【5月17日 AFP】南シナ海(South China Sea)で今月、乗っていたボートが転覆して遭難した観光客ら4人が、10日間にわたり海上を漂流した末、通りがかりの船によって無事保護される出来事があった。生存者の一人は16日、AFPの取材に対し、救助される機会を何度も逃しつつ、生魚を食べ、結露によってできた水滴を飲んで生き延びたと語った。

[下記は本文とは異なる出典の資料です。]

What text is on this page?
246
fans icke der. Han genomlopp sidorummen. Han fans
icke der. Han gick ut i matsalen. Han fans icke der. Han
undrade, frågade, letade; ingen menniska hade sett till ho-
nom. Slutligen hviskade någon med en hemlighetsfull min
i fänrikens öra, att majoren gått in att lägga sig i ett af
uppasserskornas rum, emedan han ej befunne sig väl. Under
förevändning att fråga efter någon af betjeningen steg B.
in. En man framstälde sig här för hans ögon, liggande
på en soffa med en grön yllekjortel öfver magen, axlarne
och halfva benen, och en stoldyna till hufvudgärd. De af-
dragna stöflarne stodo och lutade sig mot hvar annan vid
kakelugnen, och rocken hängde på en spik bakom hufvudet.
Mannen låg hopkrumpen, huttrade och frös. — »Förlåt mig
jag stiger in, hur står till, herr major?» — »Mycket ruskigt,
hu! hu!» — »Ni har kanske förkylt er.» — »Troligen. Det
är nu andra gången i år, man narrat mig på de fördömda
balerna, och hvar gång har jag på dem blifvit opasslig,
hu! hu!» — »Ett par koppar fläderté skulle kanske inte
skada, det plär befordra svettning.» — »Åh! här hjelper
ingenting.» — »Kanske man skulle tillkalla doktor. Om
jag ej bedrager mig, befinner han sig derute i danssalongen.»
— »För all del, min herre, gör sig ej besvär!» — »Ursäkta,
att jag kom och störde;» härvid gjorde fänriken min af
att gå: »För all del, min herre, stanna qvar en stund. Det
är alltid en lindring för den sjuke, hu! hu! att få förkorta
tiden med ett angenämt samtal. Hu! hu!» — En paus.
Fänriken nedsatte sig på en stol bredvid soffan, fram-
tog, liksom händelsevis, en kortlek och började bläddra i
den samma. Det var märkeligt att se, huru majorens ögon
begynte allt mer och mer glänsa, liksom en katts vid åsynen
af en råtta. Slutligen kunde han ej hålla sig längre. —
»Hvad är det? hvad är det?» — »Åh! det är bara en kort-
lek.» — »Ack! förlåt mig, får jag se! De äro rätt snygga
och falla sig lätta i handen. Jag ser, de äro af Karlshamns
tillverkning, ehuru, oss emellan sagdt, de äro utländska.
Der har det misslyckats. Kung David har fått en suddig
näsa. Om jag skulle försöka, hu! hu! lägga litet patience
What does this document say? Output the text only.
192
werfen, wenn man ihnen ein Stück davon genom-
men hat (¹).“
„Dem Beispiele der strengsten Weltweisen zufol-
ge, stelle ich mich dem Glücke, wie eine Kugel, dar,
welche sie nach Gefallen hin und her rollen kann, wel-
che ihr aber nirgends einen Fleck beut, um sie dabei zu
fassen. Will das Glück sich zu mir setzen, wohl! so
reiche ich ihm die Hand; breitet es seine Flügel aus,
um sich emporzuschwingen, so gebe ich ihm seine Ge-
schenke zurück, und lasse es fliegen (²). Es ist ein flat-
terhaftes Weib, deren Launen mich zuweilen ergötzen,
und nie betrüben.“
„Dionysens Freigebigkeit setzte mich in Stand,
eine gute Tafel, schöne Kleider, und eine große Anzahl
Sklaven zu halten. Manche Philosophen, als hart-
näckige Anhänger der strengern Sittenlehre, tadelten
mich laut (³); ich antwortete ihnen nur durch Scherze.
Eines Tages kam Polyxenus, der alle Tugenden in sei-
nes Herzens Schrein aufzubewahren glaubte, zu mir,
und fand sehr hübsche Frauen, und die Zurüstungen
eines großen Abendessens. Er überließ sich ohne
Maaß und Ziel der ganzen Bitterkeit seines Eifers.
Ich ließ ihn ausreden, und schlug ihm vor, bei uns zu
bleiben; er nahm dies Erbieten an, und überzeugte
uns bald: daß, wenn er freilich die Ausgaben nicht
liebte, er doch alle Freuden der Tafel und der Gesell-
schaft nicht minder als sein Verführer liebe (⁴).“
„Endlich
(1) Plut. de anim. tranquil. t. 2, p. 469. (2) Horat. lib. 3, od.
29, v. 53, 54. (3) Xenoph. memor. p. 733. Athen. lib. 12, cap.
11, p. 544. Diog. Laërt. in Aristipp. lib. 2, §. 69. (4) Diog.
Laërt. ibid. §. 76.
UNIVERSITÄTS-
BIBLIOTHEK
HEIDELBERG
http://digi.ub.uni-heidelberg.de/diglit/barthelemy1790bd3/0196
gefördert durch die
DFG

 香港(Hong Kong)出身のリゾート経営者、トミー・ラム・ワイ・イン(Tommy Lam Wai Yin)さん(44)は今月2日、インターンのマレーシア人女性とスペイン人観光客の男女を連れてボルネオ(Borneo)島沖の島めぐりツアーに出た際、突然の高波でモーターボートが転覆し、遭難した。

 サバ(Sabah)州の州都コタキナバル(Kota Kinabalu)から電話インタビューに応じたラムさんによると、ボートを表向きに戻すことはできたものの、飲み水や懐中電灯はなくなり、携帯電話は壊れていた。

 食料は携行しておらず、漂流している間、4人はボートに飛び込んでくるトビウオなどの魚を生のまま食べていたという。「サシミはもうずっと食べたくないよ」とラムさんは冗談交じりに語った。

 飲み水は、客のスペイン人男性が映画で見た方法で、太陽光にさらした海水入りプラスチック袋の表面に生じさせた水滴をなめていたという。

 4人の苦難はもしかすると1日だけで終わるかもしれなかった。研修生の女性の電話だけは、プラスチック製袋に入っていたために壊れていなかったのだ。だが、それに気付いたときには後の祭りだった。

 マレーシア海軍や沿岸救助隊は捜索を開始したが、ボルネオ島周辺ではなく、もっと北の南沙諸島(英語名:スプラトリー諸島、Spratly Islands)に近い海域を捜索していた。